Pandora has two ways of getting comparable VCFs across all samples

  1. Dont do de novo, and then all VCFS are the same, they just represent the graph. This will work of course, but will miss outbreak specific SNPS.
  2. Do do de novo, and use compare.

(Note the third option, of doing de novo, not using compare, but calling REF or NULL for SNPS that are in one VCF but not another, will always ignore the de novo SNPs, so they'll never contribute to the distance)

We have to run compare, for this reason. The incremental benefit of compare is reduced if you have a bigger/denser PRG of course because there is less for de novo to find. But we have to run it and see - we need the data. If it turns out, with data in hand, that you can use pandora map VCFs with no de novo and get pretty good results, you can try and make the case that those results are good enough and ignoring compare makes pandora a lot more lightweight/easy.

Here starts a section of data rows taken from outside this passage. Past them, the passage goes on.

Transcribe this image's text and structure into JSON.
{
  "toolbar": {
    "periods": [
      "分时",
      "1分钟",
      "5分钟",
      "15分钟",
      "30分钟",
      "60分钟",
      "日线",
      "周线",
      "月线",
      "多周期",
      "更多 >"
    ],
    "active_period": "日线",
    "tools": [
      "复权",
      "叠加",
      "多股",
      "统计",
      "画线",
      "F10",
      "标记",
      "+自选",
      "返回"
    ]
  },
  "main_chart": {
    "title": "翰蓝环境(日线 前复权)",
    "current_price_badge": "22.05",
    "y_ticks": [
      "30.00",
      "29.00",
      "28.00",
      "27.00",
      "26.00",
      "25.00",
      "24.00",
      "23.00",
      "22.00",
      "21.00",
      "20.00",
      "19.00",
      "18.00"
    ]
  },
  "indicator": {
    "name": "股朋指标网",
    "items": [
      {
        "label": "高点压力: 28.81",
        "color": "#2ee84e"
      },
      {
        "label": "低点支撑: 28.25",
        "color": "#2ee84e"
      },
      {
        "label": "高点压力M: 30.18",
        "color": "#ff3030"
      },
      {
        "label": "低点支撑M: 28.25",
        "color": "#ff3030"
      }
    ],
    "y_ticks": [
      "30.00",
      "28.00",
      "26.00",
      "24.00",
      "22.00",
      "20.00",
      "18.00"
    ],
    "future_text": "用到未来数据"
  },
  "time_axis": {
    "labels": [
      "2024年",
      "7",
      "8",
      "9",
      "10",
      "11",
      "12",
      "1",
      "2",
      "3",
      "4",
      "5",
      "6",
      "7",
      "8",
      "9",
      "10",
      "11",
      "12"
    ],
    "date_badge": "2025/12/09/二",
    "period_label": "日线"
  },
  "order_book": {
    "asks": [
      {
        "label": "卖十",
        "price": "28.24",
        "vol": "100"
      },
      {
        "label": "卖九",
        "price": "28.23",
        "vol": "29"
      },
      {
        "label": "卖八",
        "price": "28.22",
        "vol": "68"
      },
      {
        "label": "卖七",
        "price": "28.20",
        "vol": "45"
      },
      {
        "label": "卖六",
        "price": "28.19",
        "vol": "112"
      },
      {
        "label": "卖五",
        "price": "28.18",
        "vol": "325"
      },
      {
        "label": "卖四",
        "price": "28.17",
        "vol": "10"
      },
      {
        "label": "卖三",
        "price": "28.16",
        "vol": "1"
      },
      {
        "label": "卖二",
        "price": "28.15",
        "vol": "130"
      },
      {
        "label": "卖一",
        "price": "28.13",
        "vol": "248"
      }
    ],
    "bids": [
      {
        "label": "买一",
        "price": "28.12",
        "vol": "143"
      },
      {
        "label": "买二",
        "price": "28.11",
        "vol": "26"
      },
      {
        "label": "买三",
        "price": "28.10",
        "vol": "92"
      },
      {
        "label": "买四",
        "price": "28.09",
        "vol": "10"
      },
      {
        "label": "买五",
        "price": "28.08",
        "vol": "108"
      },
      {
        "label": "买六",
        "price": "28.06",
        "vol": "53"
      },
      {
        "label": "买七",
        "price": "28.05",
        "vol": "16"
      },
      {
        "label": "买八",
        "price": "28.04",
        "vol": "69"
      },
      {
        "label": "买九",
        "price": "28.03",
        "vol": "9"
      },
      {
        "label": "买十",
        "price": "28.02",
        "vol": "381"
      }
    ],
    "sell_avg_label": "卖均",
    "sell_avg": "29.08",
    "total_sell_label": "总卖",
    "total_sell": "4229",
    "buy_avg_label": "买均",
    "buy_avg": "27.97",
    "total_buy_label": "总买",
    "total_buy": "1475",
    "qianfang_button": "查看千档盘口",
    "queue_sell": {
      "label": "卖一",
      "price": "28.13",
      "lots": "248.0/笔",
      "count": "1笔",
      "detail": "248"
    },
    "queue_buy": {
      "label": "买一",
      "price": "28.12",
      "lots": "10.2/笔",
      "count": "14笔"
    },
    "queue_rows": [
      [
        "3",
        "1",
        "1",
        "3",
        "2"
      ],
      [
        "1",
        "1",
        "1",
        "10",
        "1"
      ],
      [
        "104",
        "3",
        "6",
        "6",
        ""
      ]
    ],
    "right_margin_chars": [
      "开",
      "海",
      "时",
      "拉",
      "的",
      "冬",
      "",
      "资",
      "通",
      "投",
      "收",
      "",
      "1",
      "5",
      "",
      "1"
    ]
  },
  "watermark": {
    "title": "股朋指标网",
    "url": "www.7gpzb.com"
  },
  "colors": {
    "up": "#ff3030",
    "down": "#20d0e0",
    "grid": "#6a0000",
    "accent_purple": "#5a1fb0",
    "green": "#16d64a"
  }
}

One option would be to make a pretty dense PRG, and then argue that distance purely using PRG SNPs is a lower bound on the true distance (the PRG misses some SNPs, which might increase the true distance), so that if the PRG-based distance was >12 (or whatever) then the true distance is definitely >12. It's a good argument. But we should run both and compare results.

One last point - with real nanopore data, we will often have to contend with lower coverage, because of multiplexing and low load etc. Compare allows you to recover SNP calls that you might not otherwise make because of coverage drops. This will make a difference on 10x,20x, probably also 30x genomes.